Turkey Day 3: Gallipoli, Eceabat and Buses
We got into Eceabat at about one o'clock and had lunch at the hotel: yoghurt soup, chicken stew and salad. The yoghurt soup was interesting. Once that was done we took a smaller bus out to Gallipoli, where Australian, New Zealand, Indian, French African, Irish and British troops held land for eight months in 1915.
We started at North Beach, where they now hold the Anzac Day memorial service. The beach slopes up to steep ridges and an outcrop of rock they called the Sphinx. Some landings were made here, but most were made at Anzac Cove, the next beach over. The area is full of memorials and cemeteries - over a hundred thousand soldiers died in the area over the eight months. It's so incredibly peaceful now - absolutely beautiful beaches and views out over the Aegean, birds singing and waves lapping the shore. The cemeteries are very well kept, with flowers between the stones and trees shading the graves.
Our guide was impressive. He used to be a university lecturer, but had been guiding Gallipoli tours for twenty-five years and knew all the battles date by date, blow by blow. Usually you hear about the landings and how they came before dawn and had to fight up the steep hills/cliff faces against heavy enemy fire.
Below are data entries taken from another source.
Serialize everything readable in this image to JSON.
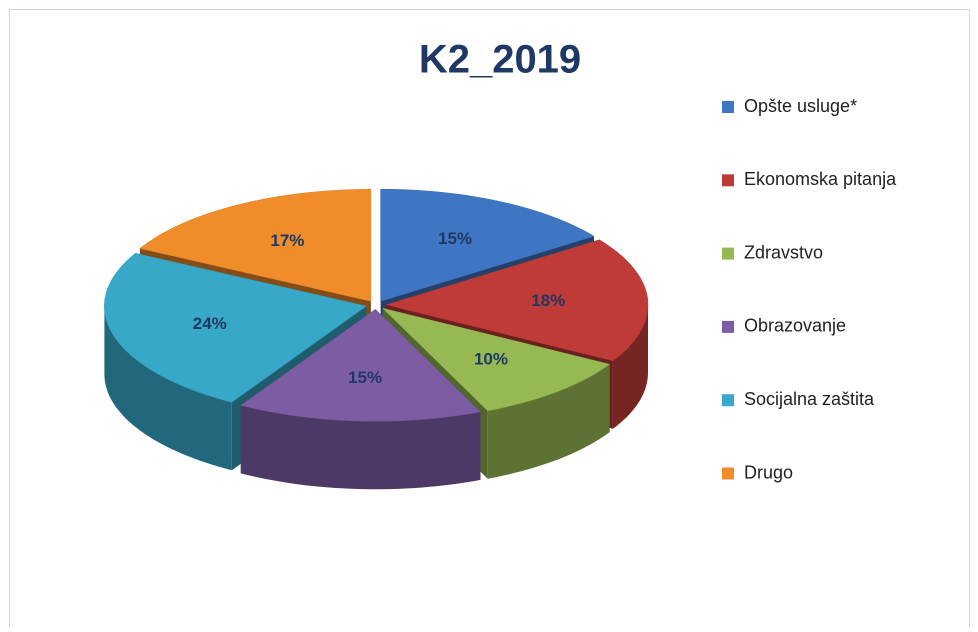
{
  "chart_data": {
    "type": "pie",
    "title": "K2_2019",
    "categories": [
      "Opšte usluge*",
      "Ekonomska pitanja",
      "Zdravstvo",
      "Obrazovanje",
      "Socijalna zaštita",
      "Drugo"
    ],
    "values": [
      15,
      18,
      10,
      15,
      24,
      17
    ],
    "value_labels": [
      "15%",
      "18%",
      "10%",
      "15%",
      "24%",
      "17%"
    ],
    "colors": [
      "#3f76c3",
      "#be3b38",
      "#97b953",
      "#7c5ca3",
      "#37a8c8",
      "#f08c2a"
    ],
    "legend": "right"
  }
}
In fact, there were only eighty-six Turkish soldiers at the top of the hill, and the charge to the first ridge was over quite quickly with little loss of life on the Allied side. The battalions landed in a place that was thought to be unsuitable for landings, so it wasn't as heavily guarded as another beach where the British landed and sustained heavy casualties.
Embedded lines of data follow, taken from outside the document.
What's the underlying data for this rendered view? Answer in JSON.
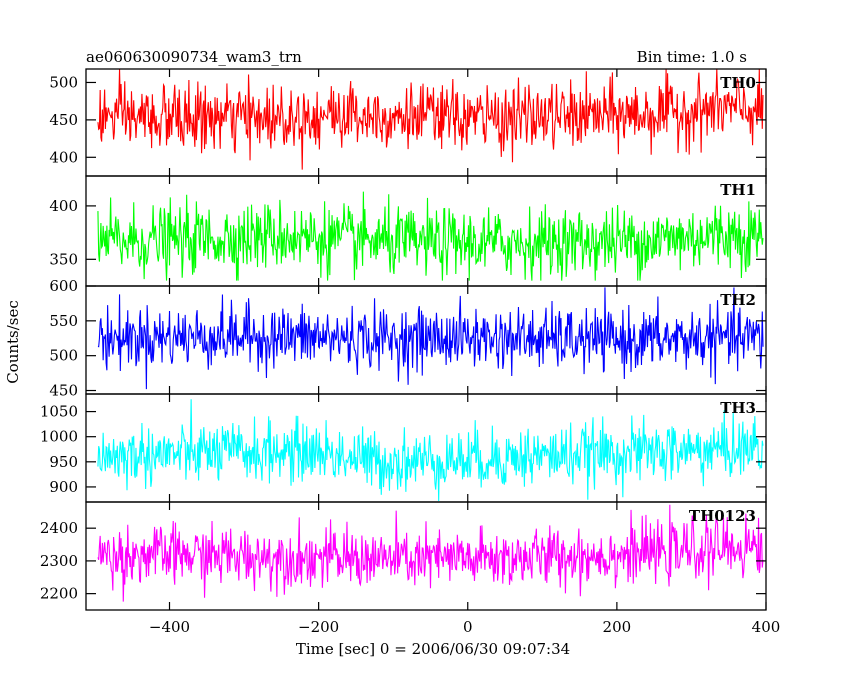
{
  "header": {
    "title": "ae060630090734_wam3_trn",
    "bin_time": "Bin time: 1.0 s"
  },
  "chart_data": {
    "type": "line",
    "x_range": [
      -512,
      400
    ],
    "xlabel": "Time [sec] 0 = 2006/06/30 09:07:34",
    "ylabel": "Counts/sec",
    "x_ticks": [
      -400,
      -200,
      0,
      200,
      400
    ],
    "x_tick_labels": [
      "−400",
      "−200",
      "0",
      "200",
      "400"
    ],
    "grid": false,
    "panels": [
      {
        "label": "TH0",
        "color": "#ff0000",
        "ylim": [
          375,
          518
        ],
        "y_ticks": [
          400,
          450,
          500
        ],
        "y_tick_labels": [
          "400",
          "450",
          "500"
        ],
        "mean": 455,
        "noise_sd": 22,
        "noise_clip": [
          378,
          518
        ],
        "trend": [
          [
            -512,
            455
          ],
          [
            -420,
            452
          ],
          [
            -300,
            452
          ],
          [
            -150,
            458
          ],
          [
            0,
            452
          ],
          [
            150,
            455
          ],
          [
            250,
            458
          ],
          [
            340,
            465
          ],
          [
            400,
            462
          ]
        ]
      },
      {
        "label": "TH1",
        "color": "#00ff00",
        "ylim": [
          325,
          428
        ],
        "y_ticks": [
          350,
          400
        ],
        "y_tick_labels": [
          "350",
          "400"
        ],
        "mean": 368,
        "noise_sd": 16,
        "noise_clip": [
          330,
          428
        ],
        "trend": [
          [
            -512,
            366
          ],
          [
            -400,
            368
          ],
          [
            -250,
            372
          ],
          [
            -100,
            366
          ],
          [
            0,
            365
          ],
          [
            150,
            366
          ],
          [
            250,
            368
          ],
          [
            350,
            374
          ],
          [
            400,
            372
          ]
        ]
      },
      {
        "label": "TH2",
        "color": "#0000ff",
        "ylim": [
          445,
          600
        ],
        "y_ticks": [
          450,
          500,
          550,
          600
        ],
        "y_tick_labels": [
          "450",
          "500",
          "550",
          "600"
        ],
        "mean": 525,
        "noise_sd": 22,
        "noise_clip": [
          452,
          598
        ],
        "trend": [
          [
            -512,
            525
          ],
          [
            -300,
            528
          ],
          [
            -100,
            524
          ],
          [
            0,
            526
          ],
          [
            200,
            522
          ],
          [
            300,
            524
          ],
          [
            400,
            526
          ]
        ]
      },
      {
        "label": "TH3",
        "color": "#00ffff",
        "ylim": [
          870,
          1085
        ],
        "y_ticks": [
          900,
          950,
          1000,
          1050
        ],
        "y_tick_labels": [
          "900",
          "950",
          "1000",
          "1050"
        ],
        "mean": 965,
        "noise_sd": 30,
        "noise_clip": [
          872,
          1080
        ],
        "trend": [
          [
            -512,
            960
          ],
          [
            -350,
            968
          ],
          [
            -200,
            970
          ],
          [
            -120,
            950
          ],
          [
            0,
            955
          ],
          [
            150,
            965
          ],
          [
            300,
            972
          ],
          [
            400,
            980
          ]
        ]
      },
      {
        "label": "TH0123",
        "color": "#ff00ff",
        "ylim": [
          2150,
          2480
        ],
        "y_ticks": [
          2200,
          2300,
          2400
        ],
        "y_tick_labels": [
          "2200",
          "2300",
          "2400"
        ],
        "mean": 2315,
        "noise_sd": 45,
        "noise_clip": [
          2155,
          2478
        ],
        "trend": [
          [
            -512,
            2315
          ],
          [
            -400,
            2318
          ],
          [
            -250,
            2312
          ],
          [
            -100,
            2305
          ],
          [
            0,
            2305
          ],
          [
            150,
            2315
          ],
          [
            250,
            2325
          ],
          [
            350,
            2340
          ],
          [
            400,
            2345
          ]
        ]
      }
    ]
  }
}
The point of the Gallipoli landings was to eventually control the Dardanelles and so the shipping route from the Black Sea into the Mediterranean, opening a supply route to the Eastern Front. The entrance to the Dardanelles was heavily fortified, so the plan was to attack at Gallipoli and cross the twenty kilometres of peninsular to the Dardanelles inlet, bypassing the fortifications.
The remainder of the campaign, when the Turkish army was more prepared, was a long and bloody battle involving almost a million soldiers. The area is very hilly, and while the Anzacs and Allies held more land than I'd thought, it would have been very crowded with so many soldiers living in dugouts in the hills. At times the trenches of the front lines were less than two metres apart, and there are stories of people singing to each other across the lines, and one where a Turkish soldier carried a wounded Australian soldier back to the Allied line. You can still see the winding trenches (winding to minimise the effects of blasts blowing through), and the barbed wire poking out of the earth. They also had a system of tunnels that looked extremely claustrophobic.
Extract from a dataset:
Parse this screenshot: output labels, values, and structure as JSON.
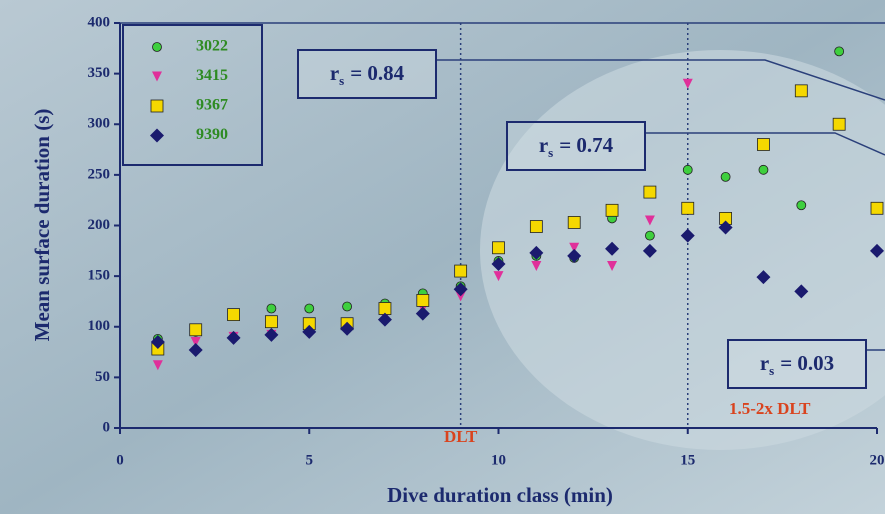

The landscape reminded me a lot of the hills around Wellington: scrub presses close to the clay hillside and the stones show through where the hill falls away. It's quite a bit drier, but I could have been walking the tracks around Makara in late summer. Pretty affecting to compare the two, while the guide talked about the forays and defence of the two armies, and how many people had died fighting over this little piece of land. In the end, the Allies decided to retreat, and moved their hundred thousand troops out into the Aegean in one night. Allied commentators say that's the only part of the campaign that went well: not one casualty.
Back in Eceabat (by the way, c in Turkish is pronounced as if it's a j) we had dinner in a restaurant with a patio and grape vines for a roof. There were lots of mezze to try, and I had a good chicken kebab for a main. At one point a trio of cats had a disagreement beside our tables. We sampled some local Syrah at the hotel which was very good, and I stayed up much later than I should have considering I'd had five hours sleep the night before and had to get up at 6.45 the next morning.
I possibly may not have Internet for a bit. We shall see.